Depois de deixarmos o Faial, chegamos ao Pico e entramos no mundo do vinho, e ficamos a conhecer o universo de João Garcia e de Margarida Clark Dulmo, os protagonistas do romance icónico de Nemésio.

Com o barulho do mar em fundo, a música e a alma açoriana revelam-se na “Canção Açoriana” da autoria de Zeca Medeiros, interpretada por Pilar Silvestre, acompanhada ao piano pelo maestro Carlos Frazão. Seguem-se outros temas que também nos descrevem este viver e sentir insular. Uma sensação de tristeza, de perda, de algo que falta, mas não se consegue explicar bem o quê.

Canção Açoriana

Oh sapateira, teia que me prendes
Neste novelo de tantas inquietações
Amarga e doce, minha lira que se acende
Nesta viola que há-de ter dois corações
Pedras tão negras, tatuadas pelo vento
Pedras queimadas pelo rocio do mar
São sentinelas da saudade e do lamento
De estar tão longe, meu amor, do teu olhar
Vai minha galera
Navegar o mar imenso
Nas marés que o tempo amanheceu
Nesta longa espera
Sei que ainda te pertenço
Pois sei que a nossa lira não morreu

letra e música: Zeca Medeiros

No Pico, descobrimos o Porto Velho, a zona da Madalena, os vinhedos, o Guindastre (junto ao antigo Solar dos Arriaga, da família de Manuel de Arriaga), na companhia de Manuel Tomás Costa, que nos dá a conhecer de forma mais intima Mau Tempo no Canal e os locais onde decorre a acção.

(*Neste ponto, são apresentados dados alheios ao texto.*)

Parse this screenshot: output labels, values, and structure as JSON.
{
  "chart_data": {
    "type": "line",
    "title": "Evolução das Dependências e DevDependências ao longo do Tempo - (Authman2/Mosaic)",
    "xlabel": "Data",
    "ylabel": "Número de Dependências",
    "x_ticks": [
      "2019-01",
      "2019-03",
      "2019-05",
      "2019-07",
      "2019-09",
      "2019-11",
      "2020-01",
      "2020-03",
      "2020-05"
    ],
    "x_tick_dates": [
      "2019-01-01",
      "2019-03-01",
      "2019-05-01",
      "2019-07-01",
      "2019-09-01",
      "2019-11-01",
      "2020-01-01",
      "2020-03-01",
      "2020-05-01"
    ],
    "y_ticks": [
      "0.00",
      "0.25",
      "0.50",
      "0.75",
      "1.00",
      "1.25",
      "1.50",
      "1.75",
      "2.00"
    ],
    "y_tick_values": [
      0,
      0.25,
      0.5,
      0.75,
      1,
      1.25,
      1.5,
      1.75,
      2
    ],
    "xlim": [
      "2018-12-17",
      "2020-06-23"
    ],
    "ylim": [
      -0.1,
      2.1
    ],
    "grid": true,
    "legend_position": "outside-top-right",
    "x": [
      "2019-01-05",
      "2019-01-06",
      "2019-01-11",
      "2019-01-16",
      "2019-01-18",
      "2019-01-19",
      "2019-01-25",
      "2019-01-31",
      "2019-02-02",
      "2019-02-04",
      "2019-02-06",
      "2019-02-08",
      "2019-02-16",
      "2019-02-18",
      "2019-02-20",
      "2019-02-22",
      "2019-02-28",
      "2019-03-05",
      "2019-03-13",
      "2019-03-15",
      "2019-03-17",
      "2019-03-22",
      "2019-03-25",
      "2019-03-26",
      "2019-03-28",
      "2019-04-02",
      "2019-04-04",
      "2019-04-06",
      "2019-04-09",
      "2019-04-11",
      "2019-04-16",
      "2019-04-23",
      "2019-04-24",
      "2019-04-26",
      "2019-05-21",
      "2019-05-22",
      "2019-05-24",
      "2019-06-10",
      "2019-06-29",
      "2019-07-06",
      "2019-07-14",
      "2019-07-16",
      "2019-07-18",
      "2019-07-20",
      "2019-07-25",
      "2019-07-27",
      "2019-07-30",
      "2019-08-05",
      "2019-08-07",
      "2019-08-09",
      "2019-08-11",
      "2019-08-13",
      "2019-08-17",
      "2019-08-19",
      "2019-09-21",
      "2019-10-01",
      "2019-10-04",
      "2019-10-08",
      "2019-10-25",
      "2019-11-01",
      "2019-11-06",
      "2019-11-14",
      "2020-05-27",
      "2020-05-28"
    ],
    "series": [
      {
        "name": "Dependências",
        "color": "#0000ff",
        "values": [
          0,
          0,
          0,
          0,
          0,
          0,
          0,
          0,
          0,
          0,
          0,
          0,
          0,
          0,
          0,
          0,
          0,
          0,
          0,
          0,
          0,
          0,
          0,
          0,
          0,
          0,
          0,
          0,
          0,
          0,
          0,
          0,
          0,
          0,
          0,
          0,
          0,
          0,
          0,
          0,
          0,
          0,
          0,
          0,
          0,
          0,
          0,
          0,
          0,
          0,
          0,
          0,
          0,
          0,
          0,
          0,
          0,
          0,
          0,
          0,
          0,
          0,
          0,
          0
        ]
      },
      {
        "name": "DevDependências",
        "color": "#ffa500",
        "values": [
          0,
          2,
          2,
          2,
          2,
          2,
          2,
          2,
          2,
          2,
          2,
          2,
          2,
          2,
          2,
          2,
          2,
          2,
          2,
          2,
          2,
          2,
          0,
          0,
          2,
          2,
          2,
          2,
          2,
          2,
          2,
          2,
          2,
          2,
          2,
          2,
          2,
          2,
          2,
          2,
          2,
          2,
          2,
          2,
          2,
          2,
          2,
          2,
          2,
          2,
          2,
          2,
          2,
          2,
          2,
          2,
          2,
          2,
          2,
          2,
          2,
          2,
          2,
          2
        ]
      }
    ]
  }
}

Pelo meio ficamos a conhecer histórias de piratas e de contrabando de outros tempos, não tão longínquos assim.

Açores dos Escritores

A força e o barulho das ondas fazem nos companhia e impressionam-nos com a sua beleza, afinal, não há nada mais bonito que a Natureza no seu estado puro e selvagem, e aqui, no Pico, isso ainda é possível de observar.

Do romantismo e melancolia de Margarida passamos à coragem e força dos baleeiros. No Pico e no Faial, estes homens eram o sustento das suas casas, os audazes e destemidos que enfrentavam as ondas e as grandes criaturas marinhas, o pilar da economia local, heróis do dia a dia, inspiração para contos e livros.

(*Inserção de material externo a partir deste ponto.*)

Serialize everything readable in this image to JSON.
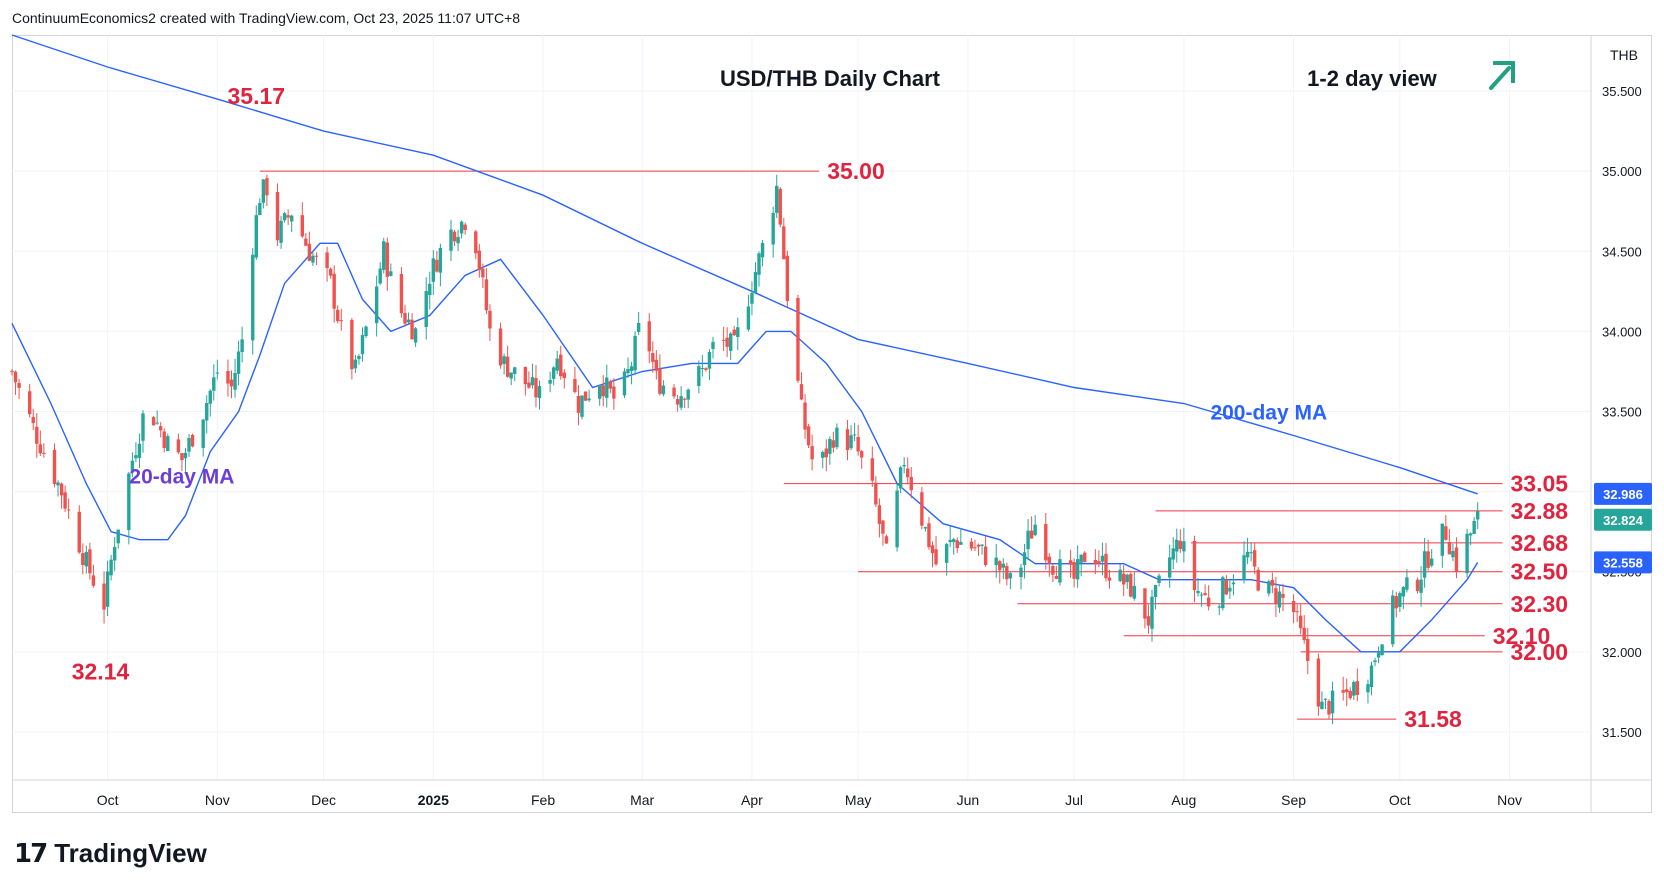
{
  "attribution": "ContinuumEconomics2 created with TradingView.com, Oct 23, 2025 11:07 UTC+8",
  "brand": {
    "logo_glyph": "17",
    "name": "TradingView"
  },
  "chart_data": {
    "type": "candlestick",
    "title": "USD/THB Daily Chart",
    "view_label": "1-2 day view",
    "view_icon": "arrow-up-right-icon",
    "currency": "THB",
    "y_axis_side": "right",
    "ylim": [
      31.2,
      35.85
    ],
    "y_ticks": [
      "35.500",
      "35.000",
      "34.500",
      "34.000",
      "33.500",
      "33.000",
      "32.500",
      "32.000",
      "31.500"
    ],
    "y_tick_values": [
      35.5,
      35.0,
      34.5,
      34.0,
      33.5,
      33.0,
      32.5,
      32.0,
      31.5
    ],
    "x_range": [
      "2024-09-04",
      "2025-11-24"
    ],
    "x_ticks": [
      {
        "label": "Oct",
        "date": "2024-10-01",
        "bold": false
      },
      {
        "label": "Nov",
        "date": "2024-11-01",
        "bold": false
      },
      {
        "label": "Dec",
        "date": "2024-12-01",
        "bold": false
      },
      {
        "label": "2025",
        "date": "2025-01-01",
        "bold": true
      },
      {
        "label": "Feb",
        "date": "2025-02-01",
        "bold": false
      },
      {
        "label": "Mar",
        "date": "2025-03-01",
        "bold": false
      },
      {
        "label": "Apr",
        "date": "2025-04-01",
        "bold": false
      },
      {
        "label": "May",
        "date": "2025-05-01",
        "bold": false
      },
      {
        "label": "Jun",
        "date": "2025-06-01",
        "bold": false
      },
      {
        "label": "Jul",
        "date": "2025-07-01",
        "bold": false
      },
      {
        "label": "Aug",
        "date": "2025-08-01",
        "bold": false
      },
      {
        "label": "Sep",
        "date": "2025-09-01",
        "bold": false
      },
      {
        "label": "Oct",
        "date": "2025-10-01",
        "bold": false
      },
      {
        "label": "Nov",
        "date": "2025-11-01",
        "bold": false
      }
    ],
    "price_path": [
      [
        "2024-09-04",
        33.75
      ],
      [
        "2024-09-10",
        33.4
      ],
      [
        "2024-09-18",
        33.0
      ],
      [
        "2024-09-25",
        32.55
      ],
      [
        "2024-09-30",
        32.3
      ],
      [
        "2024-10-03",
        32.7
      ],
      [
        "2024-10-08",
        33.2
      ],
      [
        "2024-10-12",
        33.55
      ],
      [
        "2024-10-18",
        33.3
      ],
      [
        "2024-10-22",
        33.2
      ],
      [
        "2024-10-28",
        33.5
      ],
      [
        "2024-11-01",
        33.75
      ],
      [
        "2024-11-05",
        33.65
      ],
      [
        "2024-11-08",
        33.95
      ],
      [
        "2024-11-10",
        34.4
      ],
      [
        "2024-11-13",
        34.85
      ],
      [
        "2024-11-15",
        34.9
      ],
      [
        "2024-11-18",
        34.6
      ],
      [
        "2024-11-22",
        34.75
      ],
      [
        "2024-11-27",
        34.5
      ],
      [
        "2024-12-03",
        34.3
      ],
      [
        "2024-12-07",
        33.9
      ],
      [
        "2024-12-10",
        33.75
      ],
      [
        "2024-12-14",
        34.1
      ],
      [
        "2024-12-18",
        34.5
      ],
      [
        "2024-12-22",
        34.15
      ],
      [
        "2024-12-27",
        34.0
      ],
      [
        "2024-12-31",
        34.35
      ],
      [
        "2025-01-05",
        34.6
      ],
      [
        "2025-01-10",
        34.7
      ],
      [
        "2025-01-13",
        34.55
      ],
      [
        "2025-01-17",
        34.0
      ],
      [
        "2025-01-21",
        33.8
      ],
      [
        "2025-01-26",
        33.7
      ],
      [
        "2025-01-31",
        33.6
      ],
      [
        "2025-02-05",
        33.85
      ],
      [
        "2025-02-11",
        33.55
      ],
      [
        "2025-02-17",
        33.7
      ],
      [
        "2025-02-22",
        33.55
      ],
      [
        "2025-02-26",
        33.8
      ],
      [
        "2025-03-01",
        34.1
      ],
      [
        "2025-03-05",
        33.7
      ],
      [
        "2025-03-11",
        33.6
      ],
      [
        "2025-03-18",
        33.75
      ],
      [
        "2025-03-22",
        33.95
      ],
      [
        "2025-03-27",
        33.9
      ],
      [
        "2025-04-01",
        34.3
      ],
      [
        "2025-04-05",
        34.6
      ],
      [
        "2025-04-08",
        34.9
      ],
      [
        "2025-04-09",
        34.7
      ],
      [
        "2025-04-12",
        34.0
      ],
      [
        "2025-04-15",
        33.5
      ],
      [
        "2025-04-19",
        33.1
      ],
      [
        "2025-04-24",
        33.35
      ],
      [
        "2025-04-30",
        33.3
      ],
      [
        "2025-05-05",
        33.0
      ],
      [
        "2025-05-09",
        32.6
      ],
      [
        "2025-05-14",
        33.2
      ],
      [
        "2025-05-18",
        32.9
      ],
      [
        "2025-05-23",
        32.55
      ],
      [
        "2025-05-28",
        32.7
      ],
      [
        "2025-06-03",
        32.65
      ],
      [
        "2025-06-09",
        32.55
      ],
      [
        "2025-06-14",
        32.4
      ],
      [
        "2025-06-18",
        32.7
      ],
      [
        "2025-06-20",
        32.8
      ],
      [
        "2025-06-25",
        32.55
      ],
      [
        "2025-07-01",
        32.45
      ],
      [
        "2025-07-05",
        32.65
      ],
      [
        "2025-07-11",
        32.5
      ],
      [
        "2025-07-17",
        32.4
      ],
      [
        "2025-07-22",
        32.2
      ],
      [
        "2025-07-27",
        32.55
      ],
      [
        "2025-07-31",
        32.7
      ],
      [
        "2025-08-04",
        32.4
      ],
      [
        "2025-08-09",
        32.3
      ],
      [
        "2025-08-14",
        32.45
      ],
      [
        "2025-08-19",
        32.6
      ],
      [
        "2025-08-23",
        32.4
      ],
      [
        "2025-08-28",
        32.35
      ],
      [
        "2025-09-01",
        32.25
      ],
      [
        "2025-09-05",
        31.95
      ],
      [
        "2025-09-09",
        31.65
      ],
      [
        "2025-09-14",
        31.7
      ],
      [
        "2025-09-19",
        31.8
      ],
      [
        "2025-09-23",
        31.9
      ],
      [
        "2025-09-27",
        32.2
      ],
      [
        "2025-10-01",
        32.35
      ],
      [
        "2025-10-06",
        32.45
      ],
      [
        "2025-10-10",
        32.65
      ],
      [
        "2025-10-14",
        32.75
      ],
      [
        "2025-10-17",
        32.55
      ],
      [
        "2025-10-20",
        32.7
      ],
      [
        "2025-10-23",
        32.824
      ]
    ],
    "ma20_path": [
      [
        "2024-09-04",
        34.05
      ],
      [
        "2024-09-15",
        33.55
      ],
      [
        "2024-09-25",
        33.05
      ],
      [
        "2024-10-02",
        32.75
      ],
      [
        "2024-10-10",
        32.7
      ],
      [
        "2024-10-18",
        32.7
      ],
      [
        "2024-10-23",
        32.85
      ],
      [
        "2024-10-30",
        33.25
      ],
      [
        "2024-11-07",
        33.5
      ],
      [
        "2024-11-13",
        33.85
      ],
      [
        "2024-11-20",
        34.3
      ],
      [
        "2024-11-30",
        34.55
      ],
      [
        "2024-12-05",
        34.55
      ],
      [
        "2024-12-12",
        34.2
      ],
      [
        "2024-12-20",
        34.0
      ],
      [
        "2024-12-31",
        34.1
      ],
      [
        "2025-01-10",
        34.35
      ],
      [
        "2025-01-20",
        34.45
      ],
      [
        "2025-02-01",
        34.1
      ],
      [
        "2025-02-15",
        33.65
      ],
      [
        "2025-03-01",
        33.75
      ],
      [
        "2025-03-15",
        33.8
      ],
      [
        "2025-03-28",
        33.8
      ],
      [
        "2025-04-05",
        34.0
      ],
      [
        "2025-04-12",
        34.0
      ],
      [
        "2025-04-22",
        33.8
      ],
      [
        "2025-05-02",
        33.5
      ],
      [
        "2025-05-12",
        33.05
      ],
      [
        "2025-05-25",
        32.8
      ],
      [
        "2025-06-10",
        32.7
      ],
      [
        "2025-06-20",
        32.55
      ],
      [
        "2025-07-01",
        32.55
      ],
      [
        "2025-07-15",
        32.55
      ],
      [
        "2025-07-25",
        32.45
      ],
      [
        "2025-08-05",
        32.45
      ],
      [
        "2025-08-20",
        32.45
      ],
      [
        "2025-09-01",
        32.4
      ],
      [
        "2025-09-10",
        32.2
      ],
      [
        "2025-09-20",
        32.0
      ],
      [
        "2025-10-01",
        32.0
      ],
      [
        "2025-10-10",
        32.2
      ],
      [
        "2025-10-20",
        32.45
      ],
      [
        "2025-10-23",
        32.558
      ]
    ],
    "ma200_path": [
      [
        "2024-09-04",
        35.85
      ],
      [
        "2024-10-01",
        35.65
      ],
      [
        "2024-11-01",
        35.45
      ],
      [
        "2024-12-01",
        35.25
      ],
      [
        "2025-01-01",
        35.1
      ],
      [
        "2025-02-01",
        34.85
      ],
      [
        "2025-03-01",
        34.55
      ],
      [
        "2025-04-01",
        34.25
      ],
      [
        "2025-05-01",
        33.95
      ],
      [
        "2025-06-01",
        33.8
      ],
      [
        "2025-07-01",
        33.65
      ],
      [
        "2025-08-01",
        33.55
      ],
      [
        "2025-09-01",
        33.35
      ],
      [
        "2025-10-01",
        33.15
      ],
      [
        "2025-10-23",
        32.986
      ]
    ],
    "series": [
      {
        "name": "20-day MA",
        "color": "#2962ff",
        "last": "32.558"
      },
      {
        "name": "200-day MA",
        "color": "#2962ff",
        "last": "32.986"
      }
    ],
    "last_price": {
      "value": 32.824,
      "label": "32.824",
      "color": "#26a69a"
    },
    "levels": [
      {
        "value": 35.0,
        "label": "35.00",
        "from": "2024-11-13",
        "to": "2025-04-20"
      },
      {
        "value": 33.05,
        "label": "33.05",
        "from": "2025-04-10",
        "to": "2025-10-30"
      },
      {
        "value": 32.88,
        "label": "32.88",
        "from": "2025-07-24",
        "to": "2025-10-30"
      },
      {
        "value": 32.68,
        "label": "32.68",
        "from": "2025-08-03",
        "to": "2025-10-30"
      },
      {
        "value": 32.5,
        "label": "32.50",
        "from": "2025-05-01",
        "to": "2025-10-30"
      },
      {
        "value": 32.3,
        "label": "32.30",
        "from": "2025-06-15",
        "to": "2025-10-30"
      },
      {
        "value": 32.1,
        "label": "32.10",
        "from": "2025-07-15",
        "to": "2025-10-25"
      },
      {
        "value": 32.0,
        "label": "32.00",
        "from": "2025-09-03",
        "to": "2025-10-30"
      },
      {
        "value": 31.58,
        "label": "31.58",
        "from": "2025-09-02",
        "to": "2025-09-30"
      }
    ],
    "annotations": [
      {
        "text": "35.17",
        "date": "2024-11-12",
        "value": 35.17,
        "kind": "level"
      },
      {
        "text": "32.14",
        "date": "2024-09-29",
        "value": 32.14,
        "kind": "level"
      },
      {
        "text": "20-day MA",
        "date": "2024-10-22",
        "value": 33.05,
        "kind": "ma20"
      },
      {
        "text": "200-day MA",
        "date": "2025-08-25",
        "value": 33.45,
        "kind": "ma200"
      }
    ],
    "colors": {
      "up": "#26a69a",
      "down": "#ef5350",
      "ma": "#2962ff",
      "level": "#f23645",
      "level_text": "#e02440",
      "ma20_label": "#6b3fd6",
      "ma200_label": "#2962ff",
      "arrow": "#22a082",
      "grid": "#f0f3fa",
      "axis_text": "#131722"
    }
  }
}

António Tabucchi foi à sua procura, Nemésio descreve-os como ninguém, Almeida Firmino captou-lhes a essência e Dias de Melo imortalizou-os na sua obra como Mar Pela Proa, para só mencionar alguns.

 

 

Atualmente, já não é possível chegar ao porto e ver sair os homens em botes para caçar os grandes cetáceos, mas neste segundo dia do programa, é possível viajar no tempo, e vê-los a partir do Cais do Pico junto junto à antiga fábrica da baleia, com os seus arpões e lancetas, ouvir as suas conversas, assistir ao medo e às orações de quem fica em terra. Mais tarde, no Museu dos Baleeiros, o diretor Manuel Francisco Costa, fala-nos um pouco desta atividade, da sua importância na ilha e da vida e sofrimento destes homens. Uma visita pelo museu dá-nos a conhecer objetos feitos a partir das baleias e também usados na caça à baleia. O momento termina com a evocação de Dias de Melo.

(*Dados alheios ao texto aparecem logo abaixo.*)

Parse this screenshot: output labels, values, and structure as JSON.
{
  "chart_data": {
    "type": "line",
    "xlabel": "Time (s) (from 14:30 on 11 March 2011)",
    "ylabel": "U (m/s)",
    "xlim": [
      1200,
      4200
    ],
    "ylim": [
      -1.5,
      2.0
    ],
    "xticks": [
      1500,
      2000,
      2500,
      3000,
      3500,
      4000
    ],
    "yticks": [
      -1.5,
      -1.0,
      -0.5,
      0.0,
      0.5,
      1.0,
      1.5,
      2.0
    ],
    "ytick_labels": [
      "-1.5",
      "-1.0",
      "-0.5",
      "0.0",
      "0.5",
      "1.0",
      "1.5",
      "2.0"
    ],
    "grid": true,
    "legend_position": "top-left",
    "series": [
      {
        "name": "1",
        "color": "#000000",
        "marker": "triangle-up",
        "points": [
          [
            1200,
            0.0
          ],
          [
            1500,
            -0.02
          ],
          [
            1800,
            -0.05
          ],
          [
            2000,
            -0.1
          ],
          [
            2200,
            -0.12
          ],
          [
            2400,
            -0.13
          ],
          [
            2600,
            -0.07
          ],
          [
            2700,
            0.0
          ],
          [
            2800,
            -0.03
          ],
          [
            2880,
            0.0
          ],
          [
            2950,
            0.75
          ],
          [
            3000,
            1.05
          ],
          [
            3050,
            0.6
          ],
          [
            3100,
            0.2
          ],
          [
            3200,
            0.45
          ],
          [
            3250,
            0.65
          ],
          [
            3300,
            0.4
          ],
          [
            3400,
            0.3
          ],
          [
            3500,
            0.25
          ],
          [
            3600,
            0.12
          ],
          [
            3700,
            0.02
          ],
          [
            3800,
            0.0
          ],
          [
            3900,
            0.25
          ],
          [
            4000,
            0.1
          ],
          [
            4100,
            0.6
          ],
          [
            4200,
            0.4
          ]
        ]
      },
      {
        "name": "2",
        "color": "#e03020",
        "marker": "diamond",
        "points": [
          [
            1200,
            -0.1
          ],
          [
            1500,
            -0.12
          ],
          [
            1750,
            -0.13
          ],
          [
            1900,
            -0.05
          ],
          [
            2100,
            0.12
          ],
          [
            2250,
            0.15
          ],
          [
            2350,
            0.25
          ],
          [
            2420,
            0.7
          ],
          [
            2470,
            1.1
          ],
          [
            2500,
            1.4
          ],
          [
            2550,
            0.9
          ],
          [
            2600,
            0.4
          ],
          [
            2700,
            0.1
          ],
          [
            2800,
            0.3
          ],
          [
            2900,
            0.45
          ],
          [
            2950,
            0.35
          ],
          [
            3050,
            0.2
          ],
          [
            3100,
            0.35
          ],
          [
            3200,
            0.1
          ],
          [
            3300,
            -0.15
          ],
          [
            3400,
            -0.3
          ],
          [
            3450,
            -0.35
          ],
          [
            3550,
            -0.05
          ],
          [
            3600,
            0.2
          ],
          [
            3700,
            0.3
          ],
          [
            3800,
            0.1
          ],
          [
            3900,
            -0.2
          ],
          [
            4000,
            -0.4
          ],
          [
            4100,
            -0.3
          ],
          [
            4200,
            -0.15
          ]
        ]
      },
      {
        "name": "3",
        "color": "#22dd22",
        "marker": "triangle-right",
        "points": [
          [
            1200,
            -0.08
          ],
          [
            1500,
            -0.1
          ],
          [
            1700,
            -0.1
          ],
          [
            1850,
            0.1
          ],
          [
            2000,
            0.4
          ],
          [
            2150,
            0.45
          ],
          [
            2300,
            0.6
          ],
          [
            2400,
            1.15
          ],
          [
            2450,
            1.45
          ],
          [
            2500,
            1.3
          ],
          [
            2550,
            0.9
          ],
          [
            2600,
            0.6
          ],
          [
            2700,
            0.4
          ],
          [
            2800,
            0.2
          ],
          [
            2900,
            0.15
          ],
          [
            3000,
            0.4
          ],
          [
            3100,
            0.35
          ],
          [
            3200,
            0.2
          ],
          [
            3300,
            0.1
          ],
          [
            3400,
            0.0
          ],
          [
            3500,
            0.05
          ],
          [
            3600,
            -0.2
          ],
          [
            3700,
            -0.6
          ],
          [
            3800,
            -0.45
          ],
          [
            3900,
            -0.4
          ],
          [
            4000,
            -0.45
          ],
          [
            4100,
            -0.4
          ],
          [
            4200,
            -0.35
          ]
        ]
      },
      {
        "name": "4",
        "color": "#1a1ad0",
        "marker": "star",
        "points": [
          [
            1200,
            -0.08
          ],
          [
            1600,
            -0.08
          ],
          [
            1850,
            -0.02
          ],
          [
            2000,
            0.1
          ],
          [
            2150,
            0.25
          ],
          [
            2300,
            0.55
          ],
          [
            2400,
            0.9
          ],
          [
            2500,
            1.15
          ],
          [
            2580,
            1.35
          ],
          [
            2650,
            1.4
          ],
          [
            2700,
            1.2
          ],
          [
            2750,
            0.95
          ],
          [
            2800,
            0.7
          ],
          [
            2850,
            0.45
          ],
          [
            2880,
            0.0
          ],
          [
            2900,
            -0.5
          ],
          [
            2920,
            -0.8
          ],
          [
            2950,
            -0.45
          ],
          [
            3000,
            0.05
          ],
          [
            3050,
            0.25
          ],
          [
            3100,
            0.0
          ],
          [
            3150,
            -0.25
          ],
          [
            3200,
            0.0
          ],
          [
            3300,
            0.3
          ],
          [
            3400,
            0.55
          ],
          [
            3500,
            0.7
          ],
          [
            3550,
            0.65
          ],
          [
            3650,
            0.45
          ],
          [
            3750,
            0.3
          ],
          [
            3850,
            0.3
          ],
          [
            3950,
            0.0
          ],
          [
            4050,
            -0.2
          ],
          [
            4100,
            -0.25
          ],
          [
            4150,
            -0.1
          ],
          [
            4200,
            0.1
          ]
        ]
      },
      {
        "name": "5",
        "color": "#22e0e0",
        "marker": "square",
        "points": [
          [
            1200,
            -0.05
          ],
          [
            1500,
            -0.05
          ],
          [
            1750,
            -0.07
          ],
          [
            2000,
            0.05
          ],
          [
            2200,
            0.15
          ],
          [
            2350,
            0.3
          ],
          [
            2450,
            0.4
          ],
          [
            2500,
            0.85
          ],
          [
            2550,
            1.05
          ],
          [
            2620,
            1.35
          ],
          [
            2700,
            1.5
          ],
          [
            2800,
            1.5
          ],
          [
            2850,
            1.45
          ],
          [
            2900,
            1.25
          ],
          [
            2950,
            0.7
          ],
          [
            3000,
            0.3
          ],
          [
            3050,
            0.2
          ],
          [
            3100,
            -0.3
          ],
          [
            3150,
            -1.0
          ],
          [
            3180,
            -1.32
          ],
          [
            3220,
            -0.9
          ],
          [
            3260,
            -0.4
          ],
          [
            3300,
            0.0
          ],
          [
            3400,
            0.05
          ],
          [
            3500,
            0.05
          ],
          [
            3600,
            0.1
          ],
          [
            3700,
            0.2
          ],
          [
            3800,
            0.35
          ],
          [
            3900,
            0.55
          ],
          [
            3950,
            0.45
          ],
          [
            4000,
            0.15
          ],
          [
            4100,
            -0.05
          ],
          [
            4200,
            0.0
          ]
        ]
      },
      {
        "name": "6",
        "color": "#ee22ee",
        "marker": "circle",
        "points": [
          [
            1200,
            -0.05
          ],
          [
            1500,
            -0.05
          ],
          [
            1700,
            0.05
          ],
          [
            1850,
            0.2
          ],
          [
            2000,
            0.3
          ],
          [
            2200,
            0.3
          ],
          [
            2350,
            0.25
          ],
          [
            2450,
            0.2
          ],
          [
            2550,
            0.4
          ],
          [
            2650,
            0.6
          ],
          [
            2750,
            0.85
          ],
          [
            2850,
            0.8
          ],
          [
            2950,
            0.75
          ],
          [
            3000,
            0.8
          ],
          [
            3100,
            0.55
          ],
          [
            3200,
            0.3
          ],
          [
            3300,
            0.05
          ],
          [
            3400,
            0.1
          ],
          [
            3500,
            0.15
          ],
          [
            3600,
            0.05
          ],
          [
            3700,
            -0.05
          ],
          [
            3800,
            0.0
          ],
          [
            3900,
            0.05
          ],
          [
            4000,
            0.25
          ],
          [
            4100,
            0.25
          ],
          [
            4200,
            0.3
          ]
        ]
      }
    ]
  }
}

Fazemos o percurso sempre junto ao mar, com o murmulhar do mar como companheiro, está na altura de parar e ouvir Manuel Fernando Martins, interpretar o poema “Ilha Maior” de Almeida Firmino acompanhado ao violino por Micaela Sousa, numa composição de Carlos Frazão.

Minha ilha sem bruma
Sem distância a percorrer
Onde o vento é donatário
Único senhor e rei
Sem eu mesmo o saber.
Ilha maior no sonho e na desgraça
Sempre a acenar a quem de longe passa

…………………………………….

 

Almeida Firmino

Mas nem só a poesia e a música marcam a visita, a Gastronomia também desempenha um papel importante e marca presença na obras de alguns escritores, visitar o Pico é por isso, também pretexto para provar algumas iguarias gastronómicas, os vinhos e queijos locais.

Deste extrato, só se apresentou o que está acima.